In 2008, as the Great Recession gripped the nation, New York passed the first law requiring online retailers to collect sales tax from residents by counting local Web site operators who direct traffic to sites such as Amazon as their physical presence in the state. The law became known as the Amazon tax, and Rhode Island and North Carolina soon passed similar versions.

Online retailers have no intention of going down without a fight, hoping to maintain the price advantage they have over brick-and-mortar outlets for as long as they can. As the washingtonpost.com article noted, Amazon is leading the charge:

Amazon retaliated by challenging the law's assertion that local Web site operators are part of its sales team -- the company considers them independent advertisers -- and the case is still winding its way through state courts. In Rhode Island and North Carolina, Amazon ended all contracts with local Web site operators, which one trade group said cut their revenue in half. Amazon has also sent letters threatening similar moves in states that have debated such bills, including Virginia.

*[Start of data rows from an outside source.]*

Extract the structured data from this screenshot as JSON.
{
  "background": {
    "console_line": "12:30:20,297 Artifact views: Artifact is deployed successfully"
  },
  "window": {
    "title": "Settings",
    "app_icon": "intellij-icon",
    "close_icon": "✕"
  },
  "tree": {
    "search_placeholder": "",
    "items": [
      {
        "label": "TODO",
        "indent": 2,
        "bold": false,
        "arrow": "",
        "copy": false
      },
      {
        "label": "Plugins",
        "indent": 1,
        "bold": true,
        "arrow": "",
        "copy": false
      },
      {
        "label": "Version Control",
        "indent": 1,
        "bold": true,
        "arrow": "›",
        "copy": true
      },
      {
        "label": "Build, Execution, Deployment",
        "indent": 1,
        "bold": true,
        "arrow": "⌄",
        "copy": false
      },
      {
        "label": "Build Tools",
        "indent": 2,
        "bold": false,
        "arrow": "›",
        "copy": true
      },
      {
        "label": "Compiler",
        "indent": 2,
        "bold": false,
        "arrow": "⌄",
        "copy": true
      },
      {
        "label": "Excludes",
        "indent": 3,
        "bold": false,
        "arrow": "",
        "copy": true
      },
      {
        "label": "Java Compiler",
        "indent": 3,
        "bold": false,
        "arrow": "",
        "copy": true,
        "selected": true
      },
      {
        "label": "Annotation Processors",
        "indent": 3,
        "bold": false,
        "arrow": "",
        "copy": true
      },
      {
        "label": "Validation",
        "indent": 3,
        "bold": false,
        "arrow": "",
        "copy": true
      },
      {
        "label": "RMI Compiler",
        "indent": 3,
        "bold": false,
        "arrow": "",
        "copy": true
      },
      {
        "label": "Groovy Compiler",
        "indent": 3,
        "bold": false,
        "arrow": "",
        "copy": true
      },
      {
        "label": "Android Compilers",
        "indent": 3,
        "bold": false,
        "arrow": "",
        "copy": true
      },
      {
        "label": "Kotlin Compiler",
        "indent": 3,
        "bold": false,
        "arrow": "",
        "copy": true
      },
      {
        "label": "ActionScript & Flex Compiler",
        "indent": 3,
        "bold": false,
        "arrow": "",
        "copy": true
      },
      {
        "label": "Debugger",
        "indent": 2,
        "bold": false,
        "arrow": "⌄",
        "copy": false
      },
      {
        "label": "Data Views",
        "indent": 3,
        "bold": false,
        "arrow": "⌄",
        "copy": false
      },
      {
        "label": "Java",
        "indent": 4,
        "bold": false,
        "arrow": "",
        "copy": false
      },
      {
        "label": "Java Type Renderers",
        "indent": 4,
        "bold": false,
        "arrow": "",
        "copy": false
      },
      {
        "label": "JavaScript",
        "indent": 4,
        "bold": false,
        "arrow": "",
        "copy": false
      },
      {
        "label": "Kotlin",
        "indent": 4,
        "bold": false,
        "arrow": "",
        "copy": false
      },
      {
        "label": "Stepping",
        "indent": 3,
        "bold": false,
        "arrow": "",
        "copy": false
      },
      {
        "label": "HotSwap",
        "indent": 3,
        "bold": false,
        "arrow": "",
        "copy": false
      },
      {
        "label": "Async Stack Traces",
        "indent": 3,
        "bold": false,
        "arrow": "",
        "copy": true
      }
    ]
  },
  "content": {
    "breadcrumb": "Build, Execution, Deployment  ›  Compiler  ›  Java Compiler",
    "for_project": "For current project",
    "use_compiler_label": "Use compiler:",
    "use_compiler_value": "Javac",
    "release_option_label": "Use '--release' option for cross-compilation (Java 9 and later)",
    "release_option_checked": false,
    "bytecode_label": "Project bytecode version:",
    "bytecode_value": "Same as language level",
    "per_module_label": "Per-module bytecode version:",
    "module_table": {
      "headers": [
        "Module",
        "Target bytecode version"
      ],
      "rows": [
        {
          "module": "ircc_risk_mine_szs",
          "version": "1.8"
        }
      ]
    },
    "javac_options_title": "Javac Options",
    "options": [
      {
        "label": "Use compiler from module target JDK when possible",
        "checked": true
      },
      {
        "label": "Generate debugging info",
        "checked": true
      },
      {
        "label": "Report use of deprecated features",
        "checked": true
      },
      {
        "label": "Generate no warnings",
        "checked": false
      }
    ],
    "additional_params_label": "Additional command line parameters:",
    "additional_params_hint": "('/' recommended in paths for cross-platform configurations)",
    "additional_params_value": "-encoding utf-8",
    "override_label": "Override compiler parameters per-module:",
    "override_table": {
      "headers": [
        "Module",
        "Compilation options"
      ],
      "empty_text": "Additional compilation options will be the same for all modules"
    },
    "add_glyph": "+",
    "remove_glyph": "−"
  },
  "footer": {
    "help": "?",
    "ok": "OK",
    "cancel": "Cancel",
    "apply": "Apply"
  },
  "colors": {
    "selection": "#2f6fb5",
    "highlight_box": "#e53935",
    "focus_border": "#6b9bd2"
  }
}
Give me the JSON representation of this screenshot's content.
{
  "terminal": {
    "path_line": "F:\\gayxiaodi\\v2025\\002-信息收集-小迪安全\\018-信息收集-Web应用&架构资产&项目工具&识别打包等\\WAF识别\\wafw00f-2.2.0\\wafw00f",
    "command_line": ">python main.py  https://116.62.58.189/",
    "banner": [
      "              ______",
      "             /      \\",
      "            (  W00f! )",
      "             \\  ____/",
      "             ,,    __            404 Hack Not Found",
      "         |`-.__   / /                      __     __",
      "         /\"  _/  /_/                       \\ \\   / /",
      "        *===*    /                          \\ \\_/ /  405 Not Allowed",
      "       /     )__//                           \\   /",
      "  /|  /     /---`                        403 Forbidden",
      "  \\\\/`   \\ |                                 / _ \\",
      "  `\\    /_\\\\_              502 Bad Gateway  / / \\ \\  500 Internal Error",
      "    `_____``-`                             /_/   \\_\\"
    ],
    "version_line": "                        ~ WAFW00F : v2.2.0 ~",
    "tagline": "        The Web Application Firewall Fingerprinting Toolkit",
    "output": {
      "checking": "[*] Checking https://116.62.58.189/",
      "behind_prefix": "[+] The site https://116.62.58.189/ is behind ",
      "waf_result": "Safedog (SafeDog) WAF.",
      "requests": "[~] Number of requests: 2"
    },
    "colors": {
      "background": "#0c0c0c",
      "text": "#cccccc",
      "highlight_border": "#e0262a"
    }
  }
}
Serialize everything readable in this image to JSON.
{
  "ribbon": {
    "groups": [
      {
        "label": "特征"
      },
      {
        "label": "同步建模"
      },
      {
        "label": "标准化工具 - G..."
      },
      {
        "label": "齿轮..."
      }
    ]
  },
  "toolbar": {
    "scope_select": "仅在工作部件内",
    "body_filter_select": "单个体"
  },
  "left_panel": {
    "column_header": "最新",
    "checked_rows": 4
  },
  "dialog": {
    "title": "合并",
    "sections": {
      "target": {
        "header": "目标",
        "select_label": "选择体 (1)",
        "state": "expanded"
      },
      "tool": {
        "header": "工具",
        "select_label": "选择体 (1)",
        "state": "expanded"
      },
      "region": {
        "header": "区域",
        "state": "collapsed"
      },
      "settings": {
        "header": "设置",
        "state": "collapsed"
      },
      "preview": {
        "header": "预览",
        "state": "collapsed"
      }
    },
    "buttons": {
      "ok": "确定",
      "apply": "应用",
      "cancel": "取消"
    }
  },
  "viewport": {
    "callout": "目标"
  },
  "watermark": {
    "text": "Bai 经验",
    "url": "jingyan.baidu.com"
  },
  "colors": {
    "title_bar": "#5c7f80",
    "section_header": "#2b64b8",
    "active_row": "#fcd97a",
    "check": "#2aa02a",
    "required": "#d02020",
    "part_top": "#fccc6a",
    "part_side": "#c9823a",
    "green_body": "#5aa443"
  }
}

Amazon is also playing the privacy card, claiming that a North Carolina effort to identify taxable sales by means of an audit of online retailers is unconstitutional. According to an article on nytimes.com on Sunday, Amazon is portraying itself and its customers as victims of an overreaching government:

Amazon's lawyers say the Constitution protects the company so that it "may sell - and customers may read, hear or view - a broad range of popular and unpopular expressive materials with the customers' private content choices protected from unnecessary government scrutiny. "To comply with their demand will reveal the personal preferences of North Carolina consumers," Amazon said in a statement. "Customers who fear that their purchases will not be private are less likely to purchase books, movies, music or other items that might be personal, sensitive or controversial," the company argued.

What's becoming apparent is that it isn't just sales tax that online operations will be fighting to stave off. As for-profit crowdsourcing grows in popularity, those companies will be just as eager to combat government demands for payment of tax on income generated from work performed over the Internet.


No doubt, Amazon will be on the front lines of that battle, too. Its crowdsourcing operation, Mechanical Turk, pays money to workers who perform piecemeal work on projects, and who are as unlikely to voluntarily pay income tax on their earnings as they are to pay sales tax on their purchases.


Mechanical Turk and other for-profit crowdsourcing operations, such as CrowdFlower and CloudCrowd, have every reason to want to maintain the de facto income-tax-free status quo as a competitive advantage over traditional manpower providers. But they should be prepared for battle with state governments that will either be emboldened by victory on the sales tax battlefield, or made even more desperate by defeat.